Further testing of the radiation procedures has led to the development of an improved method of interpolating the IR radiances from the model to the specific satellite zenith angle for each pixel. The results from this analysis are also being used to develop an improved viewing geometry correction procedure for the IR radiances in the cloud detection step. This procedure is not actually needed for the analysis of the geosynchronous satellite data, but is crucial to the analysis of the polar orbiter data, especially in the tropics.
The minor changes to the C1 contents and format have been completed. Revisions to complete the separation of the VIS-channel dependent results are underway.
The entire production system is being revised to optimize performance; these changes are being tested during the production of the C1 data for January 1984.
A complete revision of the B3 data documentation was mailed to WMO in early July.
ISCCP Central Archive (ICA):
The ICA continued to receive B1 data from JMA, CSU, ESA, AES and NOA in a routine manner.
The health of GMS-3, METEOSAT-2, NOAA-9 and NOAA-10 remained good. VIS channel 5 on GOES-7 experienced a sudden 70% increase in gain on 16 July 1987. Investigation of this change has not found a reason as yet. Data from channel 4 are being used in place of the channel 5 data, a change which is transparent to the user.

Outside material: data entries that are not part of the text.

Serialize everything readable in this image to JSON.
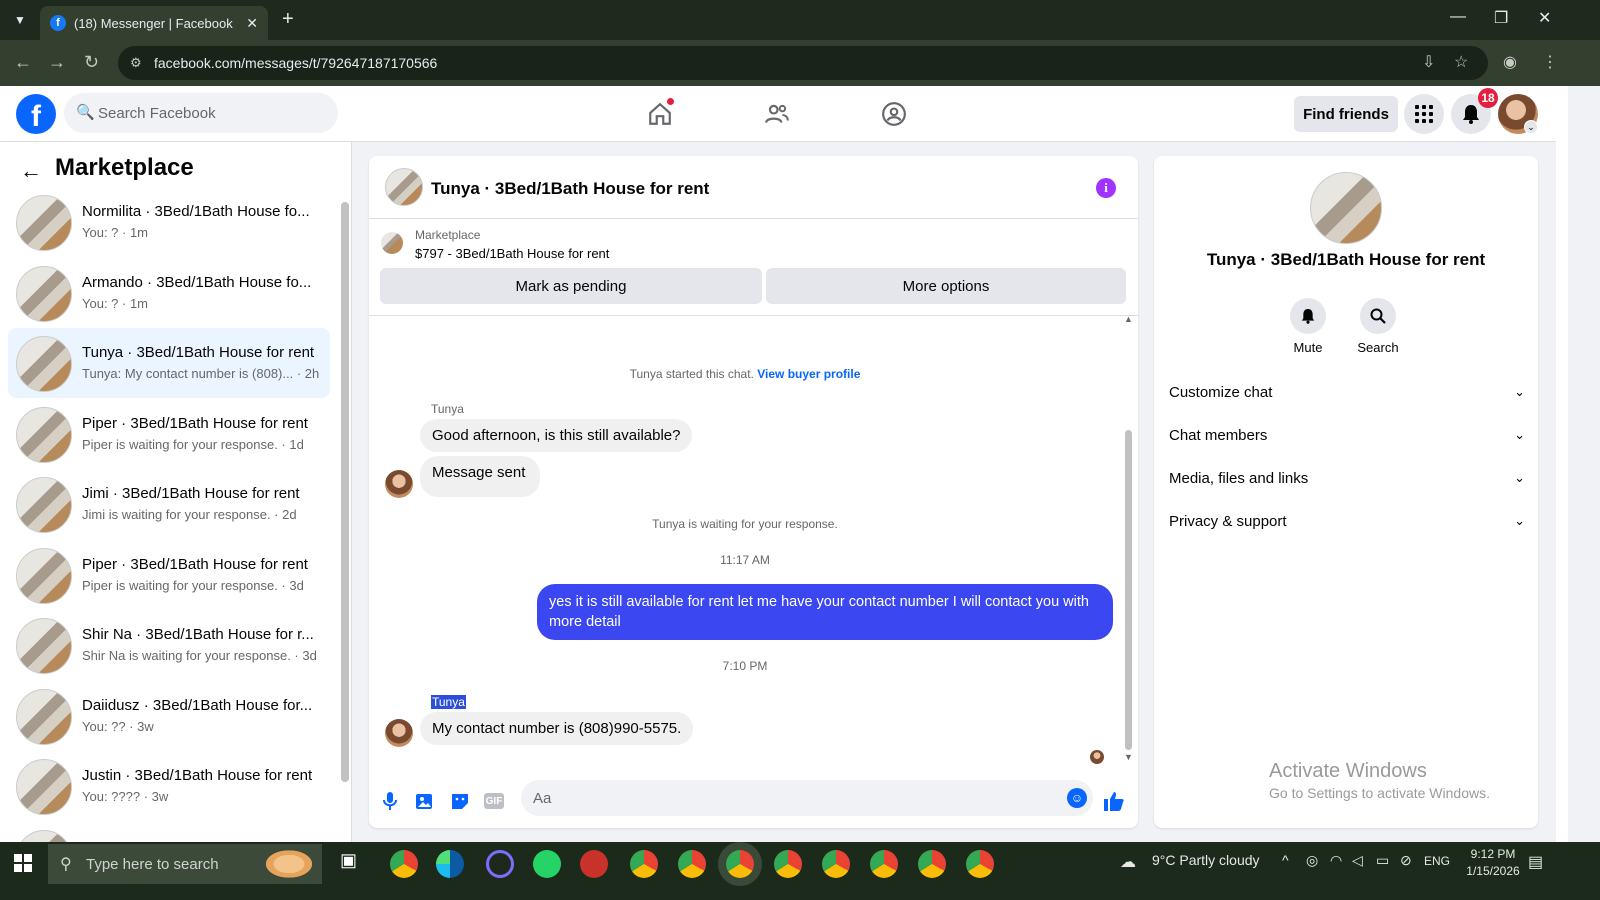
{
  "browser": {
    "tab_title": "(18) Messenger | Facebook",
    "url": "facebook.com/messages/t/792647187170566"
  },
  "fb": {
    "search_placeholder": "Search Facebook",
    "find_friends": "Find friends",
    "notif_count": "18",
    "brand_color": "#0866ff"
  },
  "left": {
    "title": "Marketplace",
    "conversations": [
      {
        "name": "Normilita · 3Bed/1Bath House fo...",
        "sub": "You: ? · 1m"
      },
      {
        "name": "Armando · 3Bed/1Bath House fo...",
        "sub": "You: ? · 1m"
      },
      {
        "name": "Tunya · 3Bed/1Bath House for rent",
        "sub": "Tunya: My contact number is (808)... · 2h"
      },
      {
        "name": "Piper · 3Bed/1Bath House for rent",
        "sub": "Piper is waiting for your response. · 1d"
      },
      {
        "name": "Jimi · 3Bed/1Bath House for rent",
        "sub": "Jimi is waiting for your response. · 2d"
      },
      {
        "name": "Piper · 3Bed/1Bath House for rent",
        "sub": "Piper is waiting for your response. · 3d"
      },
      {
        "name": "Shir Na · 3Bed/1Bath House for r...",
        "sub": "Shir Na is waiting for your response. · 3d"
      },
      {
        "name": "Daiidusz · 3Bed/1Bath House for...",
        "sub": "You: ?? · 3w"
      },
      {
        "name": "Justin · 3Bed/1Bath House for rent",
        "sub": "You: ???? · 3w"
      }
    ]
  },
  "chat": {
    "title": "Tunya · 3Bed/1Bath House for rent",
    "marketplace_label": "Marketplace",
    "listing": "$797 - 3Bed/1Bath House for rent",
    "mark_pending": "Mark as pending",
    "more_options": "More options",
    "started": "Tunya started this chat.",
    "view_profile": "View buyer profile",
    "sender": "Tunya",
    "msg1": "Good afternoon, is this still available?",
    "msg2": "Message sent",
    "waiting": "Tunya is waiting for your response.",
    "time1": "11:17 AM",
    "out_msg": "yes it is still available for rent let me have your contact number I will contact you with more detail",
    "time2": "7:10 PM",
    "sender2": "Tunya",
    "msg3": "My contact number is (808)990-5575.",
    "composer_placeholder": "Aa",
    "outgoing_color": "#3b47f0"
  },
  "right": {
    "name": "Tunya · 3Bed/1Bath House for rent",
    "mute": "Mute",
    "search": "Search",
    "sections": [
      "Customize chat",
      "Chat members",
      "Media, files and links",
      "Privacy & support"
    ]
  },
  "watermark": {
    "line1": "Activate Windows",
    "line2": "Go to Settings to activate Windows."
  },
  "taskbar": {
    "search_placeholder": "Type here to search",
    "weather": "9°C  Partly cloudy",
    "lang": "ENG",
    "time": "9:12 PM",
    "date": "1/15/2026"
  }
}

The third encoder lamp (of four) on GOES-6 is showing signs of failure; the voltage was increased to step 4 on 10 July 1987. In order to stretch out the life of the third and fourth lamps until a replacement satellite can be launched (not before late 1989), the GOES-6 images are being truncated at line 1400, about 35S. However, when this procedure was implemented in early July, a build-up of lubricant on the scan gears occurred; thus, every three hours (the ISCCP time slot), a complete image will be collected. Even with this procedure, the expected lifetime of GOES-6 is now estimated to be through 1988. As reported at the Working Group meeting by ESA, the orbital inclination of METEOSAT-2 will no longer be controlled in order to conserve the remaining fuel until the replacement satellite is launched. Resumption of Ariane launches is expected early next year.

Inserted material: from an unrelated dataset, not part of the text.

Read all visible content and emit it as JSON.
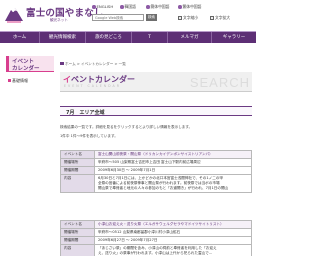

Delivery of NOAA-8 B2 data for May 1984 and June 1984.
Delivery of BC data for GOES-6 for January 1984 through July 1984 and for January 1985 and January 1986.
Normalization of NOAA-8 AVHRR to NOAA-7.
Delivery of GMS B3 data for August 1983 through January 1985.
Delivery of B3 data for 1985 and 1986.
Obtaining NOAA-10 data over the Indian sector starting in December 1986.
Arranging for the delivery of INSAT B1 data.